The Canton of Bern school system provides one year of non-obligatory Kindergarten, followed by six years of Primary school. This is followed by three years of obligatory lower Secondary school where the students are separated according to ability and aptitude. Following the lower Secondary students may attend additional schooling or they may enter an apprenticeship.

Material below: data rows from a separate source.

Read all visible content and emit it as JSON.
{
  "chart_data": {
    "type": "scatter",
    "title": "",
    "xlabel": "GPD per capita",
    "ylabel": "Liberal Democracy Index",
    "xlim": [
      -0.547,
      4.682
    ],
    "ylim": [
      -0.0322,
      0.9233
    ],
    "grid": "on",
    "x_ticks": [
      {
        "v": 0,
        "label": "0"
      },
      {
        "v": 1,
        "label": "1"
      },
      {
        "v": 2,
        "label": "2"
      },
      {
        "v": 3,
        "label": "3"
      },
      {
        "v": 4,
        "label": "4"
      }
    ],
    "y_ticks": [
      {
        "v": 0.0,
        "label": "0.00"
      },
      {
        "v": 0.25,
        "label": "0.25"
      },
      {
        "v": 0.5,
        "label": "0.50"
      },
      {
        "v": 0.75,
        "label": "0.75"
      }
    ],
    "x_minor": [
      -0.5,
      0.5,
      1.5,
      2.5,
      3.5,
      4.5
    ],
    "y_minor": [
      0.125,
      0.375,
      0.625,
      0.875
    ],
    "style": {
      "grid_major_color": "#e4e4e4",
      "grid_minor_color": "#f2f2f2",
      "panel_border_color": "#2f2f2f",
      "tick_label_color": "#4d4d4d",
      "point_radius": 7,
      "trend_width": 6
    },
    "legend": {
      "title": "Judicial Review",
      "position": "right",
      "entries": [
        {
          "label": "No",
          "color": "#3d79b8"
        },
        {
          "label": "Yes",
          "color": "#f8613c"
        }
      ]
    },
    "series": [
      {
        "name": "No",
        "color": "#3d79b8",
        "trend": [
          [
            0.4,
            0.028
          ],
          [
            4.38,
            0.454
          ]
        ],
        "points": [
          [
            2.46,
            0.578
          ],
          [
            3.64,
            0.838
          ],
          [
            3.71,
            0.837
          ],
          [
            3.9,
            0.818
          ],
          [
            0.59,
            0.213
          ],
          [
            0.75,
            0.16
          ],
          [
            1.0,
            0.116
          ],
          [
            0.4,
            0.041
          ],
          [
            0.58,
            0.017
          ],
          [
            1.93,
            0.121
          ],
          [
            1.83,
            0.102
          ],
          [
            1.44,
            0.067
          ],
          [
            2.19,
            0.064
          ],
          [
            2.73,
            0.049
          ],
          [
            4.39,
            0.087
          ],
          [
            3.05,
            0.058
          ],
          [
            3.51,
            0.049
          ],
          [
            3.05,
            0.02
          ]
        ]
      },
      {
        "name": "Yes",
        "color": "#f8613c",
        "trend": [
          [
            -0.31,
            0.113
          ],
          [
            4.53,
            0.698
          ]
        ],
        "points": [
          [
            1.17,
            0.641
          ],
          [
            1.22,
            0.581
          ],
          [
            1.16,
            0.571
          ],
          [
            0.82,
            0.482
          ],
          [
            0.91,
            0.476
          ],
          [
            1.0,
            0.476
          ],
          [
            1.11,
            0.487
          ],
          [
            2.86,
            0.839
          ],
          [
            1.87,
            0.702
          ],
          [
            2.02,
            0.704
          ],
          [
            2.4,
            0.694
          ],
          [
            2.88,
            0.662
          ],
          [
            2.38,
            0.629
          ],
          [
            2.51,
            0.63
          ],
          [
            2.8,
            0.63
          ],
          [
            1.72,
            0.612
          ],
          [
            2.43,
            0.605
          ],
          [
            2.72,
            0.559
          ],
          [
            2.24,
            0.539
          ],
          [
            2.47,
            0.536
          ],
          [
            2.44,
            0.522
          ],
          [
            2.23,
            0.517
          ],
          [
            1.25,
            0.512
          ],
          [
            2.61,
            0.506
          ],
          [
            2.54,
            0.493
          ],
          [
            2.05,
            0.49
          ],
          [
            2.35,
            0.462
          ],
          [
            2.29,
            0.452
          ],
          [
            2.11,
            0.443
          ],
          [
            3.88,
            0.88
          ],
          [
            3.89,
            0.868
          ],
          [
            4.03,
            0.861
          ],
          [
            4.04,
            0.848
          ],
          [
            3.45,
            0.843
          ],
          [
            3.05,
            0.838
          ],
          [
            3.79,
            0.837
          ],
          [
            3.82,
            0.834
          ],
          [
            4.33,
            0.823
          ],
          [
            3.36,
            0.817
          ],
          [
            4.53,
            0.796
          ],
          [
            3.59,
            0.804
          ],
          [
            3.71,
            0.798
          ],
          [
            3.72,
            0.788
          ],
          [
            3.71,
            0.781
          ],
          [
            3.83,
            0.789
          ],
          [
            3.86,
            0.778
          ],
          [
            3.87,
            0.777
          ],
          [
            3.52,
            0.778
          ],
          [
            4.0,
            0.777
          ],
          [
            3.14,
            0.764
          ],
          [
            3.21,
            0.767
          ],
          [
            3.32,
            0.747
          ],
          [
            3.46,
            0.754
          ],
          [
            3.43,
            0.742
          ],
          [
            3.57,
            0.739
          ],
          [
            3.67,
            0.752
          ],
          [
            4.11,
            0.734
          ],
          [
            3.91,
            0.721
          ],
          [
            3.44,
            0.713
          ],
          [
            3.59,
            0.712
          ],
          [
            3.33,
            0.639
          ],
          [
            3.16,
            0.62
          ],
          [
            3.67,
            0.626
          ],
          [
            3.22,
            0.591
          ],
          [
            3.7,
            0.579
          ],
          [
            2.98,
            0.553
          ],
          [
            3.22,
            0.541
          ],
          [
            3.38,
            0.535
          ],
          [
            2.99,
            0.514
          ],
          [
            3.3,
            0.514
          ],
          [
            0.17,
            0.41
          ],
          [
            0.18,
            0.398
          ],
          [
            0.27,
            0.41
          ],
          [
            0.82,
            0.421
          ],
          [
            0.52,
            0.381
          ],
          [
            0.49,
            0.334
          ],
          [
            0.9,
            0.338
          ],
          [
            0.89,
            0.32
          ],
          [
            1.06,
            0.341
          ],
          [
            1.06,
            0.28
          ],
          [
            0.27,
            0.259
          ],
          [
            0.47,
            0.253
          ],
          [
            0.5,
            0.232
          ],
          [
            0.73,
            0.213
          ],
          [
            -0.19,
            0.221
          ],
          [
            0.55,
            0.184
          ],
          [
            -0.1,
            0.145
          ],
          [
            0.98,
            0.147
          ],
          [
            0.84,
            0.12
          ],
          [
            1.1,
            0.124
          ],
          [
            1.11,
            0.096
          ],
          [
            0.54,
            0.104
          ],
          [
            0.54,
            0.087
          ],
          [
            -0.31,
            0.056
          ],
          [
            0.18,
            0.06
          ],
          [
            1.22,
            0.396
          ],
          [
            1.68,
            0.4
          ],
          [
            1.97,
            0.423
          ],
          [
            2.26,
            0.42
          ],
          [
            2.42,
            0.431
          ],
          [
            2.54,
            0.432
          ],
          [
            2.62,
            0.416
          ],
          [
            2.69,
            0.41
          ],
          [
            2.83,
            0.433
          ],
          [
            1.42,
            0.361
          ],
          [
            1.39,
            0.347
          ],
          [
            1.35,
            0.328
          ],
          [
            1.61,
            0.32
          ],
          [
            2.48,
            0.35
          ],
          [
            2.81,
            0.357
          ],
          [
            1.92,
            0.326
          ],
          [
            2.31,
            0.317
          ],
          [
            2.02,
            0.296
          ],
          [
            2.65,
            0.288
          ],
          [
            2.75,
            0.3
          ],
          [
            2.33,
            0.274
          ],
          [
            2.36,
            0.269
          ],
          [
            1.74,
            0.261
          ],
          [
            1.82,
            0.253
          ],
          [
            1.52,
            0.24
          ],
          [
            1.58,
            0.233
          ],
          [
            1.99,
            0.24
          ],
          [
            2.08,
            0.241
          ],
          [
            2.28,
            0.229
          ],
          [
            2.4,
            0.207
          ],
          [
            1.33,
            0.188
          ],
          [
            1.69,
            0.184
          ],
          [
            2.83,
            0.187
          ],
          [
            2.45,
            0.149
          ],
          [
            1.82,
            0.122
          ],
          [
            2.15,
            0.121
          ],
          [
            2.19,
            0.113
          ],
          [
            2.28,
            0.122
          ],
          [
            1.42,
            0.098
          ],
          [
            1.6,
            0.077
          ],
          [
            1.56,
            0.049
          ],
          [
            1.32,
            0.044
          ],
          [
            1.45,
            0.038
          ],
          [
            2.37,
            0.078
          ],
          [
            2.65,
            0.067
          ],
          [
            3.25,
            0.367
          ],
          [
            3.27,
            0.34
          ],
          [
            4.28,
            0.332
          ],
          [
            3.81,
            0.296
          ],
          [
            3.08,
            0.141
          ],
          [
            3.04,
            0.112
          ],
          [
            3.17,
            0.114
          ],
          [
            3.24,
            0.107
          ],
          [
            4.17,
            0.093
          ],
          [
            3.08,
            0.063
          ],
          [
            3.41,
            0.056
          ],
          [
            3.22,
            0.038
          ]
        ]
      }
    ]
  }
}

During the 2012–13 school year, there were a total of 95 students attending classes in Amsoldingen. There were a total of 26 students in the German language kindergarten classes in the municipality. Of the kindergarten students, 7.7% have a different mother language than the classroom language. The municipality's primary school had 69 students in German language classes. Of the primary students, 1.4% were permanent or temporary residents of Switzerland (not citizens) and 1.4% have a different mother language than the classroom language.

As of In 2000 2000, there were a total of 25 students attending any school in the municipality. Of those, 25 both lived and attended school in the municipality, while 92 students from Amsoldingen attended schools outside the municipality.